Em frente ao condomínio Vivendas da Barra, Capitão América e Homem-Aranha davam os primeiros sinais de que, em meio à euforia dos eleitores que tiravam selfies no endereço de Bolsonaro, havia também limite para o entusiasmo com o futuro presidente. Frustrados à espera do recém-eleito, com fantasias quentes sob o sol de quase 40 graus, os personagens iam embora reclamando, sem o compromisso assinado no cartaz.
No tradicional conflito de interesses, o presidente eleito, ao longo de toda a campanha, se mostrou defensor da agenda do chamado setor produtivo, em declarações liberais, pró-mercado. No lugar do Partido dos Trabalhadores, Bolsonaro emerge como uma espécie de líder do Partido dos Empresários.
Contra eventuais turbulências de perda de apoio na opinião pública e maioria ainda a ser construída no Congresso, busca o lastro nas Forças Armadas. Os militares estão para Bolsonaro assim como sindicalistas e movimentos sociais estiveram para o PT. São sua base social. Sete dos 22 indicados para o primeiro escalão passaram por alguma das Forças Armadas.

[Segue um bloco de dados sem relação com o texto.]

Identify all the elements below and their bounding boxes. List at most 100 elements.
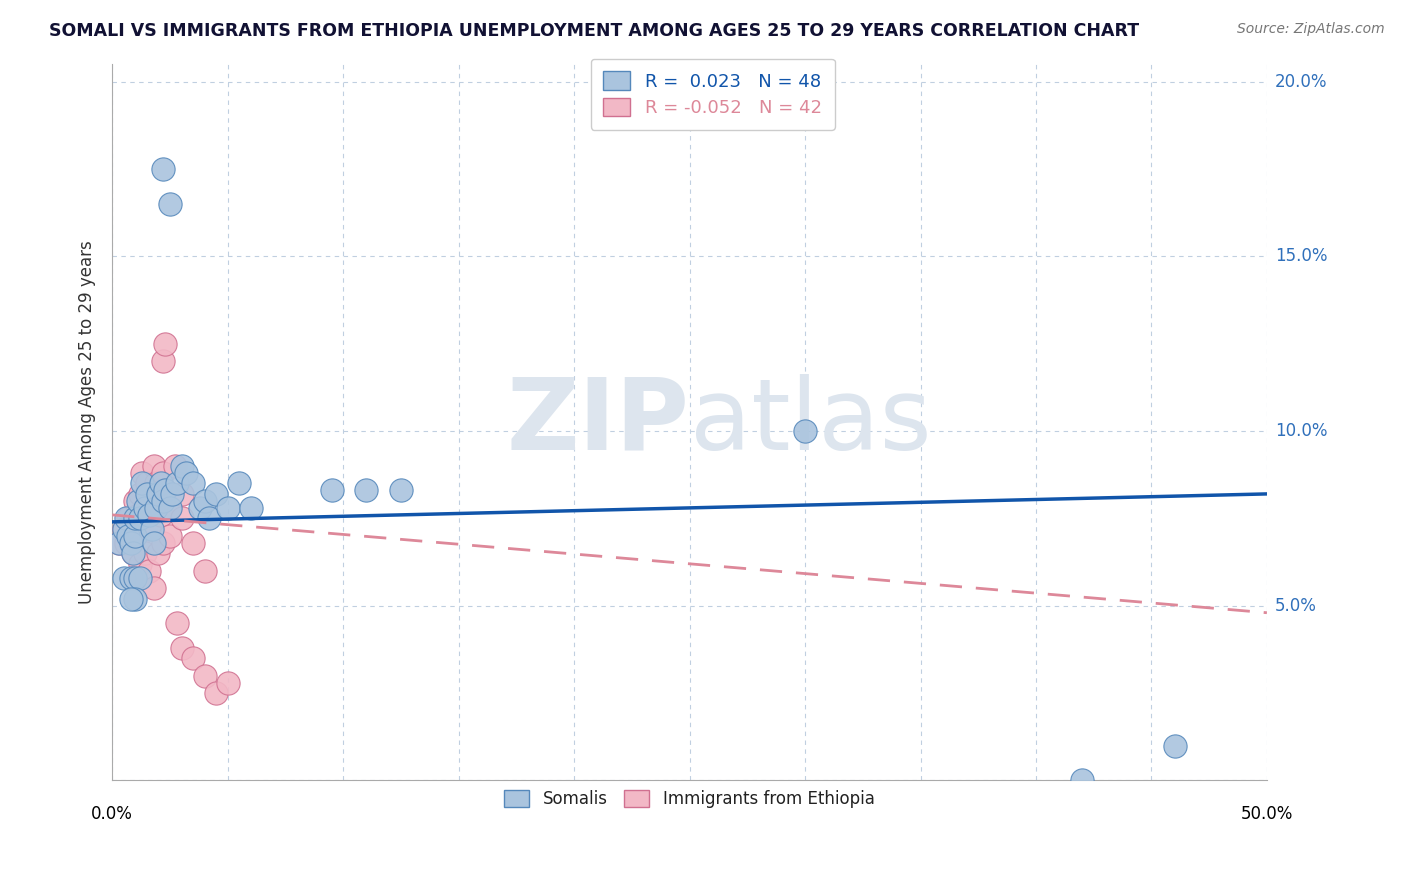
Point bbox=[131, 476, 153, 491]
Point bbox=[122, 546, 145, 560]
Point bbox=[1071, 773, 1094, 788]
Point bbox=[124, 571, 146, 585]
Point bbox=[141, 500, 163, 515]
Point bbox=[228, 476, 250, 491]
Point bbox=[138, 508, 160, 522]
Point bbox=[194, 564, 217, 578]
Point bbox=[129, 511, 152, 525]
Point bbox=[170, 511, 193, 525]
Point bbox=[124, 494, 146, 508]
Point bbox=[131, 466, 153, 480]
Point bbox=[181, 536, 204, 550]
Point bbox=[166, 616, 188, 631]
Point bbox=[129, 487, 152, 501]
Point bbox=[155, 483, 177, 498]
Point bbox=[217, 500, 239, 515]
Point bbox=[115, 511, 138, 525]
Text: SOMALI VS IMMIGRANTS FROM ETHIOPIA UNEMPLOYMENT AMONG AGES 25 TO 29 YEARS CORREL: SOMALI VS IMMIGRANTS FROM ETHIOPIA UNEMP… bbox=[49, 22, 1139, 40]
Text: 15.0%: 15.0% bbox=[1275, 247, 1327, 265]
Point bbox=[794, 424, 817, 438]
Point bbox=[129, 557, 152, 571]
Point bbox=[127, 494, 149, 508]
Text: 10.0%: 10.0% bbox=[1275, 422, 1327, 440]
Point bbox=[356, 483, 378, 498]
Point bbox=[112, 522, 135, 536]
Point bbox=[124, 511, 146, 525]
Point bbox=[1163, 739, 1185, 753]
Point bbox=[148, 546, 170, 560]
Text: 5.0%: 5.0% bbox=[1275, 597, 1317, 615]
Point bbox=[142, 581, 165, 595]
Point bbox=[124, 591, 146, 606]
Point bbox=[321, 483, 343, 498]
Point bbox=[117, 529, 139, 543]
Text: atlas: atlas bbox=[689, 374, 931, 471]
Point bbox=[122, 546, 145, 560]
Point bbox=[124, 529, 146, 543]
Point bbox=[145, 500, 167, 515]
Point bbox=[166, 476, 188, 491]
Point bbox=[134, 546, 156, 560]
Point bbox=[162, 487, 184, 501]
Point bbox=[149, 476, 172, 491]
Text: Source: ZipAtlas.com: Source: ZipAtlas.com bbox=[1237, 22, 1385, 37]
Y-axis label: Unemployment Among Ages 25 to 29 years: Unemployment Among Ages 25 to 29 years bbox=[79, 241, 96, 604]
Point bbox=[138, 564, 160, 578]
Point bbox=[148, 487, 170, 501]
Point bbox=[115, 536, 138, 550]
Point bbox=[389, 483, 412, 498]
Point bbox=[152, 466, 174, 480]
Point bbox=[152, 161, 174, 176]
Point bbox=[155, 336, 177, 351]
Point bbox=[188, 500, 211, 515]
Point bbox=[129, 571, 152, 585]
Point bbox=[108, 536, 131, 550]
Point bbox=[120, 536, 142, 550]
Point bbox=[198, 511, 221, 525]
Point bbox=[205, 686, 228, 700]
Point bbox=[159, 197, 181, 211]
Point bbox=[135, 476, 157, 491]
Point bbox=[170, 640, 193, 655]
Point bbox=[112, 522, 135, 536]
Point bbox=[120, 529, 142, 543]
Point bbox=[163, 458, 186, 473]
Point bbox=[159, 529, 181, 543]
Point bbox=[141, 522, 163, 536]
Point bbox=[120, 591, 142, 606]
Text: 20.0%: 20.0% bbox=[1275, 72, 1327, 90]
Text: 0.0%: 0.0% bbox=[91, 805, 134, 823]
Point bbox=[194, 668, 217, 682]
Point bbox=[194, 494, 217, 508]
Point bbox=[155, 483, 177, 498]
Point bbox=[217, 675, 239, 690]
Point bbox=[142, 458, 165, 473]
Point bbox=[135, 487, 157, 501]
Point bbox=[174, 466, 197, 480]
Point bbox=[205, 487, 228, 501]
Point bbox=[170, 458, 193, 473]
Point bbox=[181, 476, 204, 491]
Point bbox=[134, 500, 156, 515]
Point bbox=[120, 571, 142, 585]
Point bbox=[159, 500, 181, 515]
Point bbox=[181, 651, 204, 665]
Point bbox=[108, 536, 131, 550]
Point bbox=[239, 500, 262, 515]
Point bbox=[170, 487, 193, 501]
Point bbox=[152, 494, 174, 508]
Point bbox=[159, 500, 181, 515]
Text: 50.0%: 50.0% bbox=[1240, 805, 1294, 823]
Point bbox=[117, 511, 139, 525]
Point bbox=[124, 571, 146, 585]
Point bbox=[149, 508, 172, 522]
Text: ZIP: ZIP bbox=[506, 374, 689, 471]
Point bbox=[138, 522, 160, 536]
Point bbox=[112, 571, 135, 585]
Point bbox=[152, 354, 174, 368]
Legend: Somalis, Immigrants from Ethiopia: Somalis, Immigrants from Ethiopia bbox=[498, 784, 882, 815]
Point bbox=[145, 476, 167, 491]
Point bbox=[152, 536, 174, 550]
Point bbox=[127, 508, 149, 522]
Point bbox=[134, 500, 156, 515]
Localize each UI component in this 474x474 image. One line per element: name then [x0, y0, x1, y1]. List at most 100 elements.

É a estranha arquitetura de governança que Bolsonaro armou, na qual seu ministério não espelha a força dos partidos de uma pretendida base majoritária do Executivo no Congresso. Em vez do líder de um presidencialismo de coalizão, o futuro governante, ao que parece, se vê como um super-herói de história em quadrinhos. Acredita ter muitos poderes - no suposto apoio de bancadas temáticas, ruralistas e evangélicos à frente - para derrotar a oposição, transformada em vilã, e fazer reformas impopulares com o capital político-eleitoral. Mas o potencial das crises não está no gibi.